Ability to change parameters of of the default `Deployment` created from `ServingRuntime` and `InferenceService` #3452

averyngo34 · 2024-02-19T15:09:10Z

/kind feature

Describe the solution you'd like
I'd like to have the ability to modify some of the Deployment.spec for the predictor deployment created from ServingRuntime and InferenceService. These parameters include strategy for adjusting rolling update strategy, template.spec.securityContext for adjusting the security context to name a few. The ideal solution would be to override any Deployment.spec inside the ServingRuntime and InferenceService.

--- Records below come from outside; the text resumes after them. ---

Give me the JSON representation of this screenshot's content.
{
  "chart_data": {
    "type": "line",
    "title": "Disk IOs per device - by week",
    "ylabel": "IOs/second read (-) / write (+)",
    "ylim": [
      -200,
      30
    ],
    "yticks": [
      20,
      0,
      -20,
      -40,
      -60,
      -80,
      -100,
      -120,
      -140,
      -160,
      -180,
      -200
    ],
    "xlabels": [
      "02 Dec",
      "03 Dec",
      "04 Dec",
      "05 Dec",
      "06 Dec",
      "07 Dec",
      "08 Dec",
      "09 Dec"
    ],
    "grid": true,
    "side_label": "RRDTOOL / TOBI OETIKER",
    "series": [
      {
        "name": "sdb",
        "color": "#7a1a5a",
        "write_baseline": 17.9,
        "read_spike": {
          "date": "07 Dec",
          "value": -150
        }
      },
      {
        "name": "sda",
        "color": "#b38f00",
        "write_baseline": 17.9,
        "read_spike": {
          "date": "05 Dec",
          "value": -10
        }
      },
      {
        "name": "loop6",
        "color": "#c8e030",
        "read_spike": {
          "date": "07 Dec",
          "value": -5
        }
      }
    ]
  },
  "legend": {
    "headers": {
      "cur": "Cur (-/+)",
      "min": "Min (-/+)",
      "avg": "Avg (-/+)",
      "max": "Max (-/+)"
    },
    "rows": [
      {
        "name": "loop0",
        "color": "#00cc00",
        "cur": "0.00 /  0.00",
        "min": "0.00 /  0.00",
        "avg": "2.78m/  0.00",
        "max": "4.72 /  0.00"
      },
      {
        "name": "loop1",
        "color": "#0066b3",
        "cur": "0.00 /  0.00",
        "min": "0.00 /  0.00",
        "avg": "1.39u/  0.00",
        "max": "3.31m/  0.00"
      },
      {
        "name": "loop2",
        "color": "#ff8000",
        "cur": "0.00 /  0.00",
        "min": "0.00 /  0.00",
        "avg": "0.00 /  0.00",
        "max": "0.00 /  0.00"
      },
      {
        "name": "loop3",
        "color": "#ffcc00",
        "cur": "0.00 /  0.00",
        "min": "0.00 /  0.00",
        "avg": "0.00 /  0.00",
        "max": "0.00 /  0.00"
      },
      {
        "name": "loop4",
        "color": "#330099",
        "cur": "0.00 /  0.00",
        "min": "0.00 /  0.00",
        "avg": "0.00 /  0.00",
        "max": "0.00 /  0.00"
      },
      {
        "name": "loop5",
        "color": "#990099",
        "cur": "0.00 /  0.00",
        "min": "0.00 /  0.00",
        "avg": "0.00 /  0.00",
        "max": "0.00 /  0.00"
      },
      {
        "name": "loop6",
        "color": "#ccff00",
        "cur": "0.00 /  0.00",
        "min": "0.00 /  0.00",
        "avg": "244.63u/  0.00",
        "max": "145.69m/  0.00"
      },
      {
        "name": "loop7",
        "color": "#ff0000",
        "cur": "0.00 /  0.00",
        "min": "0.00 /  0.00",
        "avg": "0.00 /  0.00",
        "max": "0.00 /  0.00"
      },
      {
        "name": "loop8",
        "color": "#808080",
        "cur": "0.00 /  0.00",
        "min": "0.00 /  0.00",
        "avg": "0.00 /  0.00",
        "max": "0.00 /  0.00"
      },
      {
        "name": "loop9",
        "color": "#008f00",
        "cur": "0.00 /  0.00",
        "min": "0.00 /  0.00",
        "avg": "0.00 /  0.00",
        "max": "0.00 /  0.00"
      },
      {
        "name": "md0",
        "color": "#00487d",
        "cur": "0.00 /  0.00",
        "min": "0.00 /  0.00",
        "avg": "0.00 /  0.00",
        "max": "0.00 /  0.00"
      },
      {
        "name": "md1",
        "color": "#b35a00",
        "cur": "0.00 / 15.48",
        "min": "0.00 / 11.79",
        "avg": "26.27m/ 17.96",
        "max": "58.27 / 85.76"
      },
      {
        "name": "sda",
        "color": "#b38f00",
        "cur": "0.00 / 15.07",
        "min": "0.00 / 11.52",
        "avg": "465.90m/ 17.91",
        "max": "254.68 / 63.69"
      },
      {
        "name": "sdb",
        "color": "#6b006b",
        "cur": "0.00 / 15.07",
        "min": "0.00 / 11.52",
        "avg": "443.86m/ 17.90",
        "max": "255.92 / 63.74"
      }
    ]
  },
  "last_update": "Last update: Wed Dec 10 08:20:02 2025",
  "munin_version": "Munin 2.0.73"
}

Anything else you would like to add:
[Miscellaneous information that will assist in solving the issue.]
Currently, the deployment created by ServingRuntime and InferenceService use the default Kubernetes deployment values.

Links to the design documents:
[Optional, start with the short-form RFC template to outline your ideas and get early feedback.]
[Required, use the longer-form design doc template to specify and discuss your design in more detail]

The text was updated successfully, but these errors were encountered:

terrytangyuan · 2024-02-19T15:43:11Z

/assign

yuzisun · 2024-03-30T23:46:22Z

I think we need to think about how we can unify these fields with serverless mode, I am not sure if we want to simply add the deployment.spec.

in serverless mode, progressDeadlineSeconds is specified as a knative annotation and terminationGracePeriodSeconds is set according to the timeout field.
enableServiceLinks is a legacy field which I think should not be exposed.
deploymentStrategy is probably only applicable to raw deployment mode.
securityContext should be already defined on the podSpec of inferenceservice

terrytangyuan · 2024-04-09T00:36:01Z

For deployment spec, we'd like to customize the following:

spec.progressDeadlineSeconds: in serverless mode, this can be configured through KNative annotation serving.knative.dev/progress-deadline, I am proposing that we add a new field in ComponentExtensionSpec.ProgressDeadlineSeconds that can be used for both modes and document the precedence over the KNative annotation under serverless mode.
spec.deploymentStrategy: expose this through a new field ComponentExtensionSpec.RawDeploymentStrategy.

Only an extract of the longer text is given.